Universities for Optics, Schools for Silence: The Broken Arithmetic of Bihar’s Education Politics
PM Modi’s ₹160 crore push for Bihar’s universities hides a crisis — collapsing schools, poor literacy, and the silent politics of education reform.
On 4 October 2025, Prime Minister Narendra Modi laid the foundation stone for academic and research facilities worth ₹160 crore in four universities of Bihar — Patna University, BNMU Madhepura, JPU Chhapra, and Nalanda Open University. The announcement, made under the PM-USHA scheme, was framed as a leap forward in implementing the National Education Policy 2020. Laboratories, hostels, and multidisciplinary centres were promised for over 27,000 students. But beneath the ceremonial optics lies a deeper question: who will repair the broken school walls?
Since 2014, Bihar’s literacy rate has climbed from 61.35% to 74.3% in 2025. Yet this aggregate hides a brutal truth — districts like Purnia, Katihar, Madhepura, and Sitamarhi still hover around 52–55%, and female literacy statewide remains stuck at 51.5%. In Darbhanga, Bhagalpur, and Saharsa — the very regions invoked in the PM’s speech — girls still walk miles to reach schools without toilets, electricity, or teachers. Between 2014 and 2025, Bihar added just 3,829 government schools, rising from 74,291 to 78,120. Meanwhile, private schools surged by 179%, revealing a silent privatisation of basic education.
The Prime Minister’s ₹160 crore university push comes in the wake of years of allegations against Bihar BJP leaders — many of whom reportedly lack basic educational grounding. Some flaunt honorary doctorates and D.Litt degrees from obscure American institutions operating in Bihar’s shadow zones. The sudden investment in higher education feels less like reform and more like compensation. If universities existed, was it the absence of funding that kept them hollow? Or was it the absence of political will?
In October 2025, just months after the Lok Sabha elections, the Prime Minister announced ₹62,000 crore in youth-focused schemes. These included PM-SETU (₹60,000 crore to upgrade 1,000 ITIs), 1,200 vocational labs, and ₹7,880 crore in interest-free loans for 3.92 lakh students under the Bihar Student Credit Card. Scholarships worth ₹450 crore were promised for 25 lakh students in Classes 9 and 10. But while higher education gets a facelift, primary and secondary schools remain in ruins. Over 46,000 schools lack playgrounds, 31,000 lack libraries, and 70,000 lack computers. In 2025, 2,760 schools still operate without electricity, and 1,045 without drinking water. The dropout rate in secondary schools is 14.1%, and retention beyond Class 10 is below 50% in many districts.

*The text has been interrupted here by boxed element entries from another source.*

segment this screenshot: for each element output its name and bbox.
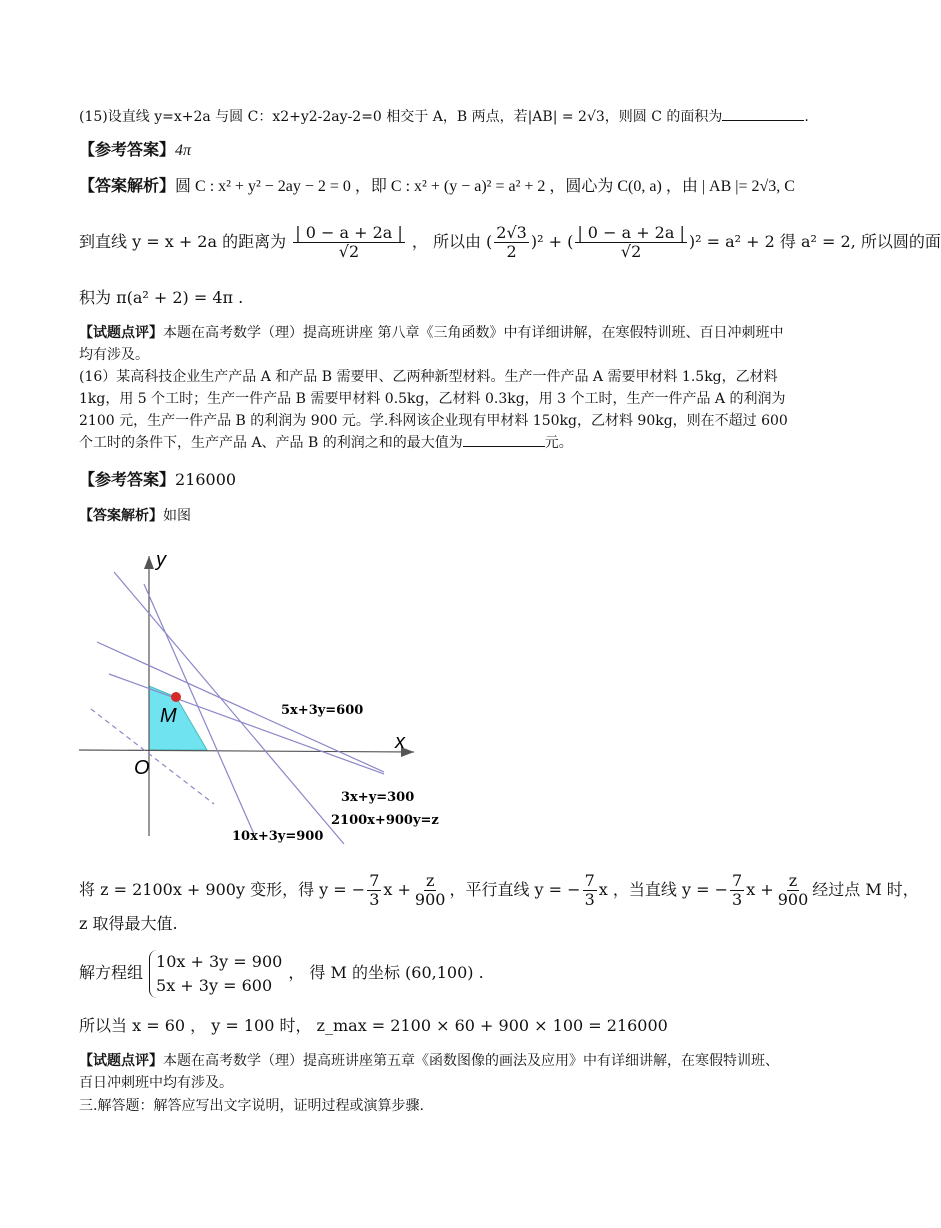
frac-numerator: | 0 − a + 2a | bbox=[295, 223, 403, 242]
q15-fraction-half-chord bbox=[494, 224, 529, 261]
q15-comment bbox=[79, 322, 791, 366]
q16-comment bbox=[79, 1050, 791, 1094]
q16-step1b: x + bbox=[383, 880, 411, 899]
fraction-z-900 bbox=[413, 872, 448, 909]
q16-comment-text: 本题在高考数学（理）提高班讲座第五章《函数图像的画法及应用》中有详细讲解，在寒假特训班、百日冲刺班中均有涉及。 bbox=[79, 1053, 779, 1091]
frac-denominator: √2 bbox=[338, 242, 360, 261]
q16-step1e: x + bbox=[746, 880, 774, 899]
q15-analysis-label: 【答案解析】 bbox=[79, 176, 176, 195]
frac-numerator: 2√3 bbox=[496, 223, 527, 242]
feasible-region-graph bbox=[79, 544, 449, 856]
x-axis bbox=[79, 750, 414, 752]
q15-fraction-distance bbox=[293, 224, 405, 261]
q16-tail: 元。 bbox=[544, 435, 573, 451]
fraction-7-3 bbox=[367, 872, 381, 909]
equation-system bbox=[149, 950, 282, 998]
q15-question: (15)设直线 y=x+2a 与圆 C：x2+y2-2ay-2=0 相交于 A，B 两点，若|AB| = 2√3，则圆 C 的面积为 bbox=[79, 109, 723, 125]
label-5x-3y-600: 5x+3y=600 bbox=[281, 703, 364, 718]
frac-denominator: 3 bbox=[584, 890, 595, 909]
frac-denominator: 3 bbox=[369, 890, 380, 909]
q15-comment-label: 【试题点评】 bbox=[79, 325, 163, 341]
q16-step2-text: z 取得最大值. bbox=[79, 914, 178, 933]
fraction-7-3 bbox=[730, 872, 744, 909]
q15-analysis-line2 bbox=[79, 222, 941, 262]
q15-analysis-text2c: )² + ( bbox=[530, 232, 574, 251]
x-axis-label: x bbox=[395, 731, 405, 753]
frac-numerator: 7 bbox=[584, 871, 595, 890]
equation-1: 10x + 3y = 900 bbox=[156, 951, 283, 971]
q16-analysis-intro: 如图 bbox=[163, 508, 191, 524]
q16-analysis-line bbox=[79, 506, 191, 526]
frac-denominator: 900 bbox=[414, 890, 446, 909]
label-3x-y-300: 3x+y=300 bbox=[341, 790, 415, 805]
y-axis-arrow-icon bbox=[144, 556, 154, 569]
equation-2: 5x + 3y = 600 bbox=[156, 975, 273, 995]
frac-denominator: 3 bbox=[732, 890, 743, 909]
q15-analysis-line3 bbox=[79, 288, 243, 308]
fraction-7-3 bbox=[583, 872, 597, 909]
q16-answer-label: 【参考答案】 bbox=[79, 470, 176, 489]
q16-step1d: x ，当直线 y = − bbox=[598, 880, 728, 899]
frac-numerator: z bbox=[425, 871, 435, 890]
frac-numerator: z bbox=[788, 871, 798, 890]
y-axis-label: y bbox=[156, 549, 166, 571]
section-3-text: 三.解答题：解答应写出文字说明，证明过程或演算步骤. bbox=[79, 1098, 424, 1114]
frac-denominator: 900 bbox=[777, 890, 809, 909]
q16-question-text: (16）某高科技企业生产产品 A 和产品 B 需要甲、乙两种新型材料。生产一件产品 A 需要甲材料 1.5kg，乙材料 1kg，用 5 个工时；生产一件产品 B 需要甲材料 0.5kg，乙材料 0.3kg，用 3 个工时，生产一件产品 A 的利润为 2100 元，生产一件产品 B 的利润为 900 元。学.科网该企业现有甲材料 150kg，乙材料 90kg，则在不超过 600 个工时的条件下，生产产品 A、产品 B 的利润之和的最大值为 bbox=[79, 369, 788, 451]
q15-analysis-line1 bbox=[79, 176, 795, 197]
q15-answer-blank bbox=[722, 106, 804, 121]
frac-numerator: | 0 − a + 2a | bbox=[577, 223, 685, 242]
q15-analysis-text1: 圆 C : x² + y² − 2ay − 2 = 0 ，即 C : x² + (y − a)² = a² + 2 ，圆心为 C(0, a) ，由 | AB |= 2√3, C bbox=[175, 178, 795, 195]
origin-label: O bbox=[134, 757, 150, 779]
q16-step4-text: 所以当 x = 60 ， y = 100 时， z_max = 2100 × 60 + 900 × 100 = 216000 bbox=[79, 1016, 668, 1035]
q15-question-line bbox=[79, 106, 809, 127]
q15-answer-line bbox=[79, 140, 191, 161]
frac-numerator: 7 bbox=[732, 871, 743, 890]
q15-answer: 4π bbox=[175, 142, 192, 159]
q16-step1c: ，平行直线 y = − bbox=[449, 880, 581, 899]
label-2100x-900y-z: 2100x+900y=z bbox=[331, 813, 439, 828]
q16-step1a: 将 z = 2100x + 900y 变形，得 y = − bbox=[79, 880, 366, 899]
frac-denominator: √2 bbox=[620, 242, 642, 261]
q16-comment-label: 【试题点评】 bbox=[79, 1053, 163, 1069]
q15-fraction-distance-2 bbox=[575, 224, 687, 261]
label-10x-3y-900: 10x+3y=900 bbox=[232, 829, 324, 844]
q16-answer: 216000 bbox=[175, 470, 237, 489]
point-m-marker bbox=[171, 692, 181, 702]
q15-analysis-text2b: ， 所以由 ( bbox=[411, 232, 493, 251]
q15-comment-text: 本题在高考数学（理）提高班讲座 第八章《三角函数》中有详细讲解，在寒假特训班、百日冲刺班中均有涉及。 bbox=[79, 325, 784, 363]
q16-question bbox=[79, 366, 791, 454]
q16-answer-line bbox=[79, 470, 236, 490]
q16-step1f: 经过点 M 时， bbox=[812, 880, 919, 899]
q16-answer-blank bbox=[463, 432, 545, 447]
q15-analysis-text2a: 到直线 y = x + 2a 的距离为 bbox=[79, 232, 287, 251]
q16-step2 bbox=[79, 914, 178, 934]
q16-step3 bbox=[79, 946, 484, 1000]
q15-answer-label: 【参考答案】 bbox=[79, 140, 176, 159]
q16-step4 bbox=[79, 1016, 668, 1036]
point-m-label: M bbox=[160, 705, 177, 727]
q16-analysis-label: 【答案解析】 bbox=[79, 508, 163, 524]
q15-tail: . bbox=[804, 109, 809, 125]
frac-numerator: 7 bbox=[369, 871, 380, 890]
fraction-z-900 bbox=[776, 872, 811, 909]
q16-step1 bbox=[79, 870, 919, 910]
frac-denominator: 2 bbox=[506, 242, 517, 261]
q15-analysis-text2d: )² = a² + 2 得 a² = 2, 所以圆的面 bbox=[688, 232, 941, 251]
section-3-heading bbox=[79, 1096, 424, 1116]
q15-analysis-text3: 积为 π(a² + 2) = 4π . bbox=[79, 288, 244, 307]
q16-step3b: ， 得 M 的坐标 (60,100) . bbox=[288, 963, 484, 982]
q16-step3a: 解方程组 bbox=[79, 963, 144, 982]
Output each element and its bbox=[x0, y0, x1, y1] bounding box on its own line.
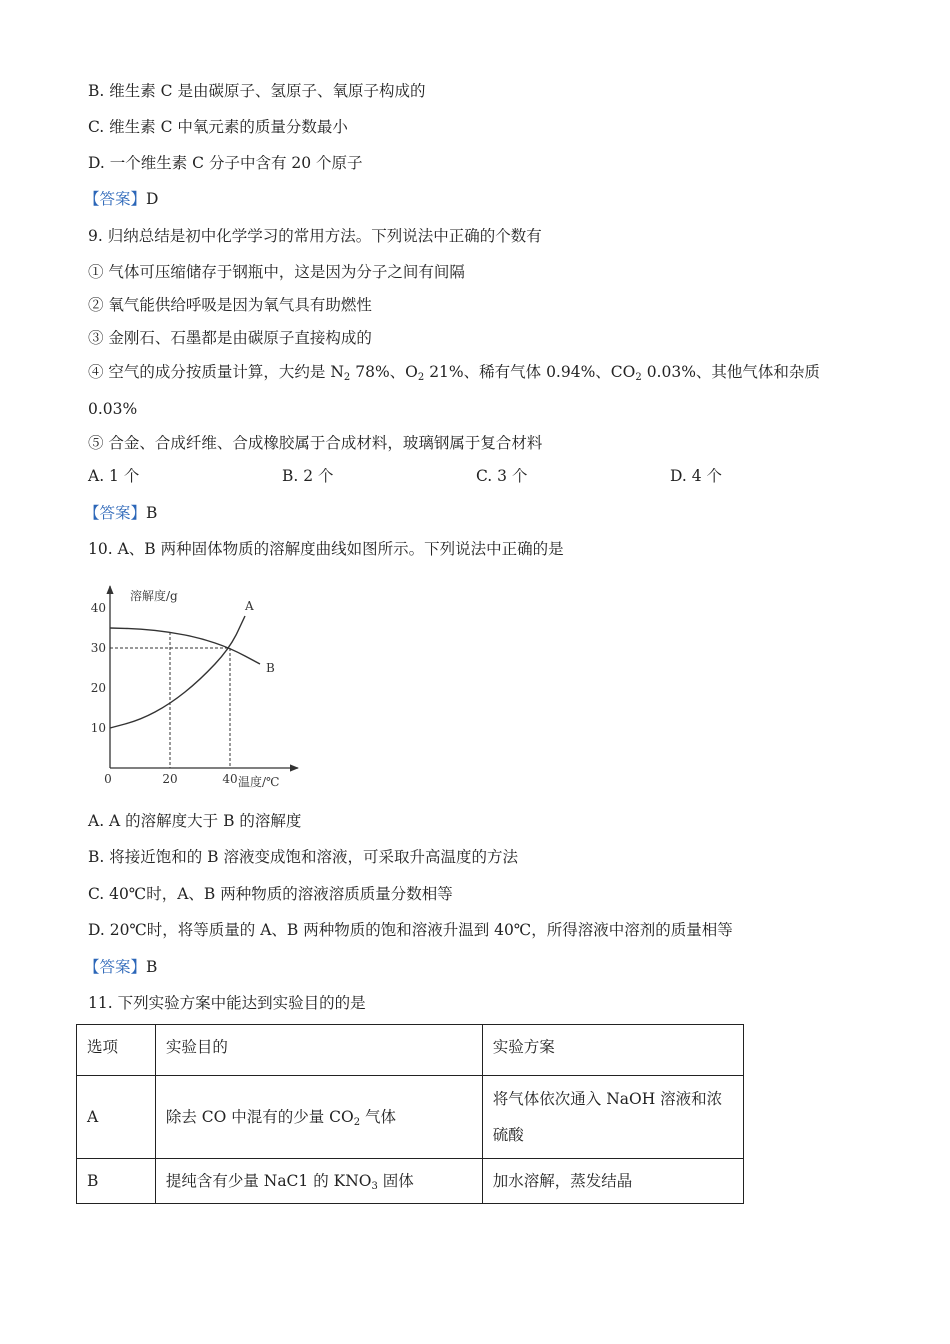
answer-value: D bbox=[146, 190, 159, 208]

In the 2024 Lok Sabha manifesto, PM Modi promised new IITs, IIMs, and AIIMS, a 100% Gross Enrollment Ratio, and digital expansion via PM e-Vidya and SWAYAM. But there was no mention of extending the Right to Education Act to Class 12. No roadmap for repairing broken classrooms. No audit of how many schools merged, closed, or were left to rot. The promises were rhetorical, not structural.
Election season in India is the grandest festival. ₹10,000 in every woman’s account, new universities in every district, smart schools in every block — these flood the airwaves. But when the dust settles, the paper trails lead to nowhere. Democracy in India is not just governed by numbers — it is consumed by them. Electoral arithmetic decides policy priority, and infrastructure becomes a campaign prop.
So the question remains: is Bihar being educated or being electioneered?
When ₹62,000 crore is announced just before polls, and when universities are built while primary schools collapse, it’s not reform — it’s choreography. Bihar’s children don’t need more manifestos. They need electricity, toilets, libraries, and teachers. They need a government that walks into a village school — not just onto a stage.
The foundation stone is not the beginning — it is a reminder. A reminder that real reform begins not with ribbon-cutting, but with accountability. Not with ₹160 crore announcements, but with ₹160 questions asked in every village school.